The discussion caught my eye because he is saying that seemingly thriving Los Angeles has found itself prey to a modern version of what I believe sealed the doom of rust belt cities like the one I come from, Buffalo, New York. In prosperous early 20th century cities, the businessmen (they were all men!) who made fortunes in industry and commerce lived in the communities and so had some stake in the quality of life even among the peons who worked in their mills and foundries. They built churches and took credit for their generosity in inscriptions on Tiffany stained glass windows. They built universities and saw buildings named for them. They lorded it over their cities -- and expected the cities to reflect their greatness.
After World War II, the founding commercial generation died off and the heirs usually quickly cashed in, selling off to corporations headquartered elsewhere. Though the cities may not have missed the pretensions of the local barons, they also lost the benefits of their self-interested concern for the quality of urban life.

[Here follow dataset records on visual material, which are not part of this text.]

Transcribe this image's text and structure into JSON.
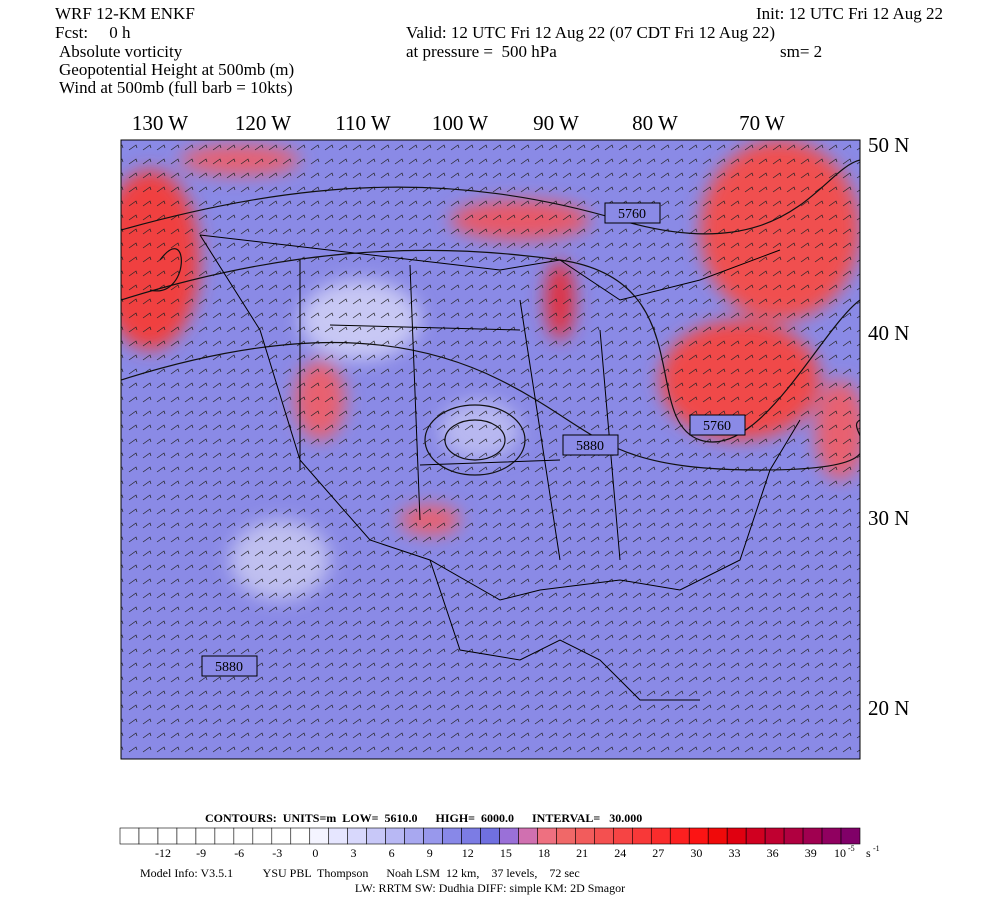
{
  "header": {
    "left": [
      "WRF 12-KM ENKF",
      "Fcst:     0 h",
      "Absolute vorticity",
      "Geopotential Height at 500mb (m)",
      "Wind at 500mb (full barb = 10kts)"
    ],
    "init": "Init: 12 UTC Fri 12 Aug 22",
    "valid": "Valid: 12 UTC Fri 12 Aug 22 (07 CDT Fri 12 Aug 22)",
    "pressure": "at pressure =  500 hPa",
    "sm": "sm= 2"
  },
  "map": {
    "lon_labels": [
      "130 W",
      "120 W",
      "110 W",
      "100 W",
      "90 W",
      "80 W",
      "70 W"
    ],
    "lat_labels": [
      "50 N",
      "40 N",
      "30 N",
      "20 N"
    ],
    "contour_labels": [
      "5760",
      "5760",
      "5880",
      "5880"
    ]
  },
  "colorbar": {
    "contours": "CONTOURS:  UNITS=m  LOW=  5610.0      HIGH=  6000.0      INTERVAL=   30.000",
    "labels": [
      "-12",
      "-9",
      "-6",
      "-3",
      "0",
      "3",
      "6",
      "9",
      "12",
      "15",
      "18",
      "21",
      "24",
      "27",
      "30",
      "33",
      "36",
      "39"
    ],
    "scale": "10",
    "scale_exponent": "-5",
    "unit": "s",
    "unit_exponent": "-1",
    "colors": [
      "#ffffff",
      "#ffffff",
      "#ffffff",
      "#ffffff",
      "#ffffff",
      "#ffffff",
      "#ffffff",
      "#ffffff",
      "#ffffff",
      "#ffffff",
      "#f4f4ff",
      "#e6e6ff",
      "#d8d8fc",
      "#c8c8f8",
      "#b8b8f4",
      "#a8a8f0",
      "#9898ec",
      "#8888e8",
      "#7c7ce4",
      "#7070e0",
      "#9a70d8",
      "#d070b0",
      "#ee7080",
      "#f06868",
      "#f25c5c",
      "#f45050",
      "#f64444",
      "#f83838",
      "#fa2c2c",
      "#fc2020",
      "#fc1414",
      "#f00a0a",
      "#e00010",
      "#d00020",
      "#c00030",
      "#b00040",
      "#a00050",
      "#900060",
      "#800068"
    ]
  },
  "footer": {
    "model_info": "Model Info: V3.5.1          YSU PBL  Thompson      Noah LSM  12 km,    37 levels,    72 sec",
    "physics": "LW: RRTM SW: Dudhia  DIFF: simple KM: 2D Smagor"
  }
}
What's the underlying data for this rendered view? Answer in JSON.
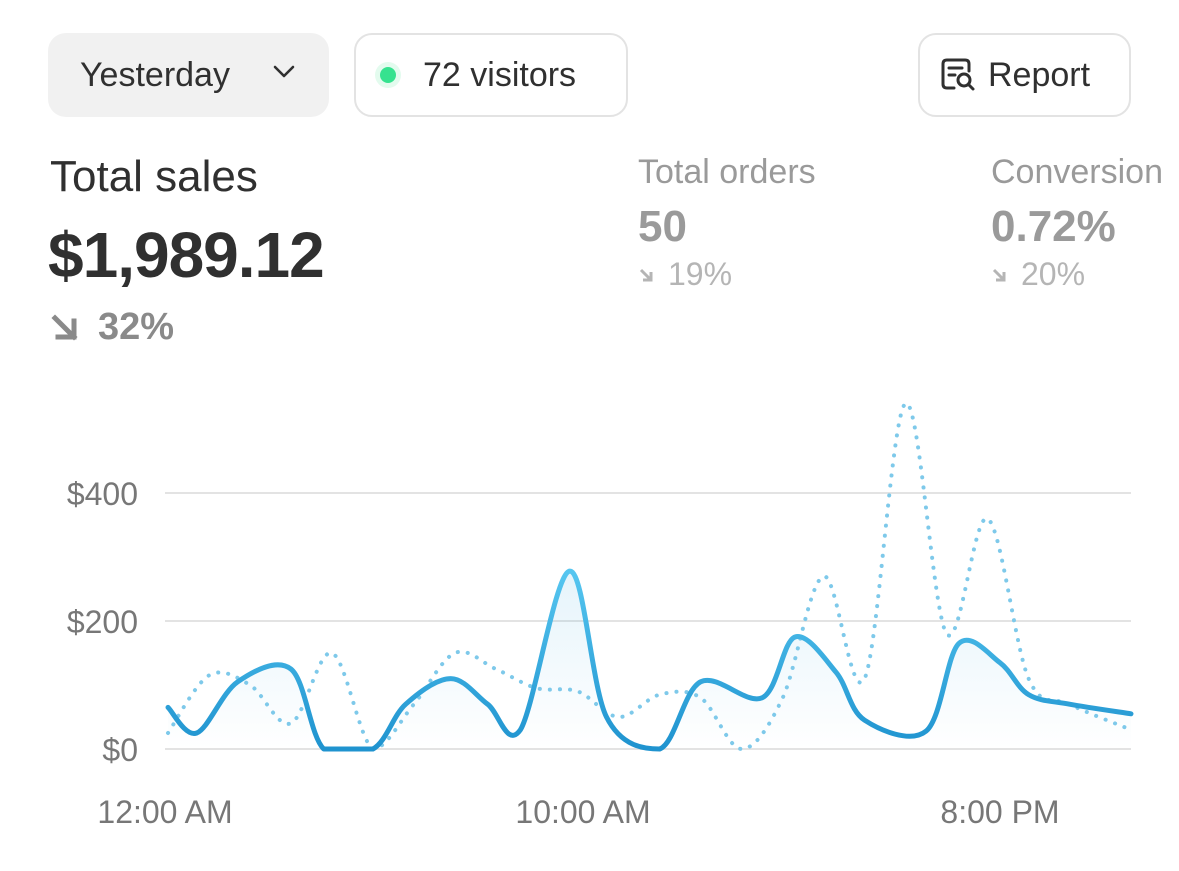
{
  "toolbar": {
    "period_label": "Yesterday",
    "visitors_label": "72 visitors",
    "report_label": "Report"
  },
  "summary": {
    "total_sales_label": "Total sales",
    "total_sales_value": "$1,989.12",
    "total_sales_change": "32%"
  },
  "metrics": {
    "orders_label": "Total orders",
    "orders_value": "50",
    "orders_change": "19%",
    "conversion_label": "Conversion",
    "conversion_value": "0.72%",
    "conversion_change": "20%"
  },
  "colors": {
    "current": "#29a1dc",
    "previous": "#7ec9ea",
    "live_dot": "#36e28f"
  },
  "chart_data": {
    "type": "line",
    "x_labels": [
      "12:00 AM",
      "10:00 AM",
      "8:00 PM"
    ],
    "y_ticks": [
      "$0",
      "$200",
      "$400"
    ],
    "ylim": [
      0,
      400
    ],
    "series": [
      {
        "style": "solid",
        "points": [
          [
            0,
            65
          ],
          [
            0.7,
            25
          ],
          [
            1.7,
            105
          ],
          [
            3,
            125
          ],
          [
            3.8,
            0
          ],
          [
            5,
            0
          ],
          [
            5.8,
            70
          ],
          [
            6.9,
            110
          ],
          [
            7.8,
            70
          ],
          [
            8.6,
            30
          ],
          [
            9.8,
            278
          ],
          [
            10.7,
            50
          ],
          [
            12,
            0
          ],
          [
            13,
            105
          ],
          [
            14.5,
            80
          ],
          [
            15.3,
            175
          ],
          [
            16.3,
            120
          ],
          [
            17,
            45
          ],
          [
            18.5,
            28
          ],
          [
            19.3,
            165
          ],
          [
            20.3,
            135
          ],
          [
            21,
            85
          ],
          [
            22,
            70
          ],
          [
            23.5,
            55
          ]
        ]
      },
      {
        "style": "dotted",
        "points": [
          [
            0,
            25
          ],
          [
            1,
            115
          ],
          [
            2,
            100
          ],
          [
            3,
            40
          ],
          [
            4,
            150
          ],
          [
            5,
            0
          ],
          [
            6,
            70
          ],
          [
            7,
            150
          ],
          [
            8,
            125
          ],
          [
            9,
            95
          ],
          [
            10,
            90
          ],
          [
            11,
            50
          ],
          [
            12,
            85
          ],
          [
            13,
            80
          ],
          [
            14,
            0
          ],
          [
            15,
            80
          ],
          [
            16,
            270
          ],
          [
            17,
            110
          ],
          [
            18,
            540
          ],
          [
            19,
            180
          ],
          [
            20,
            360
          ],
          [
            21,
            110
          ],
          [
            22,
            70
          ],
          [
            23.5,
            30
          ]
        ]
      }
    ]
  }
}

Pittsburgh from Mount Washington.
A few years ago, I had the chance to "road trip" through the great rust belt cities: Detroit, Cleveland, Cincinnati, Buffalo and Pittsburgh. Only the last seemed a living place. Somehow, it had managed to move on from its past. In 2009, The Economist described Pittsburgh's success before the meeting of the G20 nations that took place there that fall.
Spending a couple of days in Pittsburgh, I couldn't help but notice that institutions bearing names from the city's past were still contributing to the sense of life: places like the Heinz History Center, four Carnegie Museums, Carnegie-Mellon University ... even the Pittsburgh Steelers football franchise enjoys local ownership by the founding Rooney family and plays at Heinz Field. Apparently the baronial families were stilled interested in their home town.
When your robber barons remain interested in a place, it's got a chance. When the money goes national -- or global -- divorced from place, the places suffer, or so it seems. Could the whole country come to resemble an abandoned rust belt city? Not easily, but I wouldn't rule it out.